I intend on selling my shares early in the week. The last time Apple split was in February of 2005. If it does again, I would strongly consider getting back in. It's all about emotion with this stock. And if investors see a $175 price tag as opposed to $350 they'll run the shares right back up to $300. It's all quite irrational, but it's part of the reason why I am getting out.

I think AAPL is a much better stock to day or swing trade, as of late. I have seen some success day trading AAPL call options. Given how the stock swings, I think, with some careful attention paid to strike prices and timing, you could do alright buying calls when AAPL settles firmly on a support line and buying puts when it hits a real wall of resistance.

If it didn't tie up so much margin, I would be wholly on board with the idea of selling AAPL put options. Select a strike price you would be more than comfortable (times two) owning the shares at, sell a put at that strike price, collect the premium, and let her ride. You could make a habit of this using AAPL weekly put options. For instance, as of Friday's pricing, you could sell an AAPL April 8th $335 put for $1.72 and pocket the premium for a total of $172. You keep that no matter what. If the shares hit $335 or lower by the options expiration date you might have to buy 100 shares of AAPL for $335 per share. If you're more comfortable with traditional monthly options, selling the AAPL April $330 put option would generate about $237 income at its current ask price of $2.37. Again, make sure you're comfortable owning AAPL at the strike you select if you sell puts.

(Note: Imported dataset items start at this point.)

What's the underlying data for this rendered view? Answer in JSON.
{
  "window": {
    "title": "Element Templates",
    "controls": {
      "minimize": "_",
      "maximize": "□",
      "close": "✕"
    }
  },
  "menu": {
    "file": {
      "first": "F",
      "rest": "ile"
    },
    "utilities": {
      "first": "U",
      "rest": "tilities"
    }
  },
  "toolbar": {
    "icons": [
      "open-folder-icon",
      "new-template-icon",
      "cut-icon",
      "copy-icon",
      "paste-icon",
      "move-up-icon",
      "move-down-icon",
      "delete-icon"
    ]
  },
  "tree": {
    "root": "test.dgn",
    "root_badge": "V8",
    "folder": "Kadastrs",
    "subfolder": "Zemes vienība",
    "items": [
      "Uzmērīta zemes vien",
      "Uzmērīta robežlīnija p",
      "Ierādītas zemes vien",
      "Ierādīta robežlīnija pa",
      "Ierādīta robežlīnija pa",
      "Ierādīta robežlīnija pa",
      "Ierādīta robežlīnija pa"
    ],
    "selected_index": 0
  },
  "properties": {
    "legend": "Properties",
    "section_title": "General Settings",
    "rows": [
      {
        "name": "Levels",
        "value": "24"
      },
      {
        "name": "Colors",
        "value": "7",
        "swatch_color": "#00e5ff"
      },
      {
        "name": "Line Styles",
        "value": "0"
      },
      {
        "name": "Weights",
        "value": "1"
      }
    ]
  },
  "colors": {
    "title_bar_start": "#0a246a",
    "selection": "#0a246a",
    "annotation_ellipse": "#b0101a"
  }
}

In conclusion, I still admire Apple more than just about any other company. I still intend to cover it as warranted. The chart will remain on one of my screens each day going forward. I just think my money gets put to better use somewhere other than AAPL stock. I am sure many current shareholders disagree. If you are an Apple shareholder, I hope reading this article at least prompted you to rethink your position in the stock, at least for a second. I hope every investor will take the time reevaluate their holdings, particularly the ones they swore they would never sell. And for the uninitiated, at least you learned something about hockey you didn't know before reading this article.

Disclosure: I am long AAPL but intend to sell AAPL shares over the next 72 hours, closing my long position.